Data acquisition mode

The knowledge base of Araucaria contains two types of items: database sections, which are simply containers of a relevé data, and classification areas, each one containing a set of related PCM clusters. Such knowledge compartments are remotely accessed and modified by vegetation experts, using the remote expert application. Each database section or classification area conceptually matches a high-level vegetation unit (e.g. defined physiognomically or corresponding to a high-level syntaxon). Dividing the knowledge base into compartments allows restricting management tasks to a specific scientist or group of scientists.

The relevé data import procedure incorporates a data quality checking functions (e.g. homogenizing nomenclature or deleting species entries marked as doubtful). Once relevés are imported to the system they are stored in database sections. The system provides an easy-to-use tool that allows experts to configure new classification areas as described in the main text. The set of relevés taken from database sections and used in each classification area is called the training set. The configuration tool facilitates creating PCM clusters by looking for relevés suitable as cluster seeds and facilitating the "growing" of the cluster unit as described in the main text. Each PCM cluster is finally accepted or rejected by the vegetation expert. The system warns the expert user when two clusters become nested or show a certain amount of overlap.

Query mode

The information flow in a relevé classification query is fairly simple. First, a relevé table must be available, by loading it from the user's file system or by retrieval from a relevé data bank. The user then submits his/her relevé table through the internet as a query. The main program receives the table and applies the same checking protocol as described above for entering new relevé data to the system. Relevés in this checked relevé table are then classified and the main program returns a response to the client application.
The system's classification procedure involves the following steps:

    1. For each relevé, compute its distance to each PCM cluster in each classification area, and determine which are the four closest clusters (which dramatically reduces the number of clusters to be sent back to the user).
    2. Build a common set of PCM clusters by pooling the lists of closest clusters determined for each relevé.
    3. Calculate the relative membership of each relevé to all the clusters in this set.

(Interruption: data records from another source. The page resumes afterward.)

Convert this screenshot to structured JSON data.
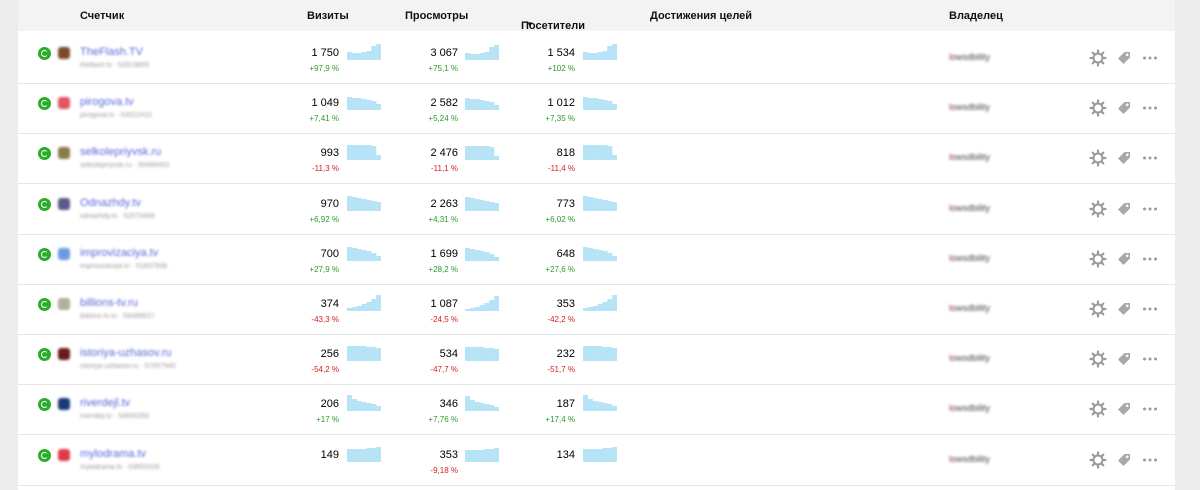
{
  "header": {
    "counter": "Счетчик",
    "visits": "Визиты",
    "views": "Просмотры",
    "visitors": "Посетители",
    "sort_arrow": "▼",
    "goals": "Достижения целей",
    "owner": "Владелец"
  },
  "colors": {
    "status_green": "#2bad2b",
    "link_blue": "#5a6ad8",
    "positive": "#2a9a2a",
    "negative": "#d42020",
    "sparkline": "#b7e3f7"
  },
  "rows": [
    {
      "name": "TheFlash.TV",
      "sub": "theflash.tv · 52619855",
      "favicon": "#7a4a2a",
      "visits": "1 750",
      "visits_pct": "+97,9 %",
      "views": "3 067",
      "views_pct": "+75,1 %",
      "visitors": "1 534",
      "visitors_pct": "+102 %",
      "owner": "lowsdbility",
      "trend": [
        8,
        7,
        7,
        8,
        9,
        14,
        16
      ]
    },
    {
      "name": "pirogova.tv",
      "sub": "pirogova.tv · 53522410",
      "favicon": "#e25563",
      "visits": "1 049",
      "visits_pct": "+7,41 %",
      "views": "2 582",
      "views_pct": "+5,24 %",
      "visitors": "1 012",
      "visitors_pct": "+7,35 %",
      "owner": "lowsdbility",
      "trend": [
        13,
        12,
        12,
        11,
        10,
        9,
        6
      ]
    },
    {
      "name": "selkolepriyvsk.ru",
      "sub": "selkolepriyvsk.ru · 56499463",
      "favicon": "#8a7a4a",
      "visits": "993",
      "visits_pct": "-11,3 %",
      "views": "2 476",
      "views_pct": "-11,1 %",
      "visitors": "818",
      "visitors_pct": "-11,4 %",
      "owner": "lowsdbility",
      "trend": [
        15,
        15,
        15,
        15,
        15,
        14,
        5
      ]
    },
    {
      "name": "Odnazhdy.tv",
      "sub": "odnazhdy.tv · 52073489",
      "favicon": "#5a5a8a",
      "visits": "970",
      "visits_pct": "+6,92 %",
      "views": "2 263",
      "views_pct": "+4,31 %",
      "visitors": "773",
      "visitors_pct": "+6,02 %",
      "owner": "lowsdbility",
      "trend": [
        15,
        14,
        13,
        12,
        11,
        10,
        9
      ]
    },
    {
      "name": "improvizaciya.tv",
      "sub": "improvizaciya.tv · 51837938",
      "favicon": "#6a9ae0",
      "visits": "700",
      "visits_pct": "+27,9 %",
      "views": "1 699",
      "views_pct": "+28,2 %",
      "visitors": "648",
      "visitors_pct": "+27,6 %",
      "owner": "lowsdbility",
      "trend": [
        14,
        13,
        12,
        11,
        10,
        8,
        5
      ]
    },
    {
      "name": "billions-tv.ru",
      "sub": "billions-tv.ru · 56499637",
      "favicon": "#b0b0a0",
      "visits": "374",
      "visits_pct": "-43,3 %",
      "views": "1 087",
      "views_pct": "-24,5 %",
      "visitors": "353",
      "visitors_pct": "-42,2 %",
      "owner": "lowsdbility",
      "trend": [
        3,
        4,
        5,
        7,
        9,
        12,
        16
      ]
    },
    {
      "name": "istoriya-uzhasov.ru",
      "sub": "istoriya-uzhasov.ru · 57057940",
      "favicon": "#6a1a1a",
      "visits": "256",
      "visits_pct": "-54,2 %",
      "views": "534",
      "views_pct": "-47,7 %",
      "visitors": "232",
      "visitors_pct": "-51,7 %",
      "owner": "lowsdbility",
      "trend": [
        15,
        15,
        15,
        15,
        14,
        14,
        13
      ]
    },
    {
      "name": "riverdejl.tv",
      "sub": "riverdejl.tv · 54630260",
      "favicon": "#1a3a7a",
      "visits": "206",
      "visits_pct": "+17 %",
      "views": "346",
      "views_pct": "+7,76 %",
      "visitors": "187",
      "visitors_pct": "+17,4 %",
      "owner": "lowsdbility",
      "trend": [
        16,
        12,
        10,
        9,
        8,
        7,
        5
      ]
    },
    {
      "name": "mylodrama.tv",
      "sub": "mylodrama.tv · 53853329",
      "favicon": "#e03a4a",
      "visits": "149",
      "visits_pct": "",
      "views": "353",
      "views_pct": "-9,18 %",
      "visitors": "134",
      "visitors_pct": "",
      "owner": "lowsdbility",
      "trend": [
        13,
        13,
        13,
        13,
        14,
        14,
        15
      ]
    }
  ],
  "actions": {
    "settings_icon": "gear-icon",
    "label_icon": "tag-icon",
    "more_icon": "more-icon"
  }
}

The cluster for which a given relevé shows the highest relative membership (i.e. the lowest distance) is the most probable unit.

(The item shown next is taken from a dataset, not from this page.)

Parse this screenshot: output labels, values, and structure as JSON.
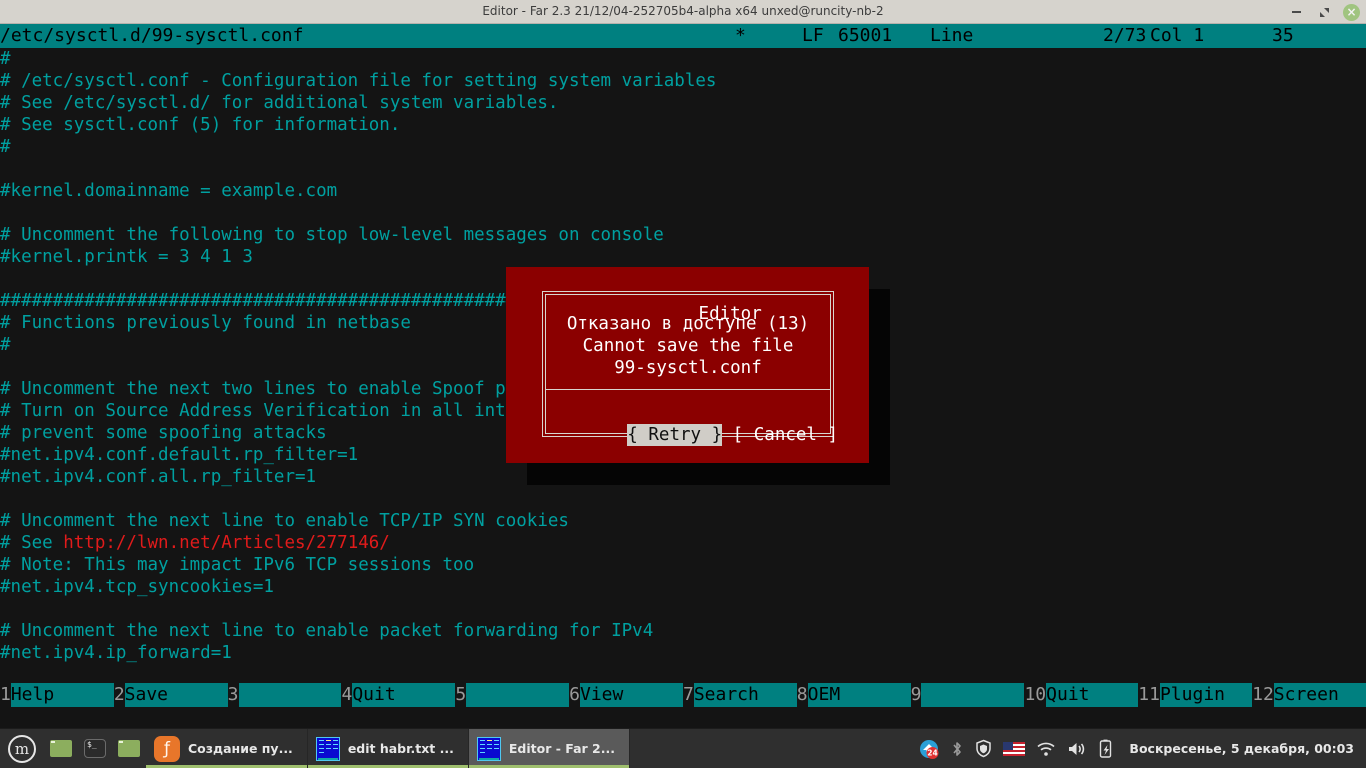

System's response includes the table of relative memberships, as well as matrices containing distances to clusters and cluster typicalities, and a written report.Cited PCM clusters are returned accompanied with a description of the represented expert vegetation unit. Such description may include a syntaxon (if any), as well as a vector of species fidelity values. The latter are computed using a fuzzy analogue of the phi coefficient of association and the training relevé set of the clustering area.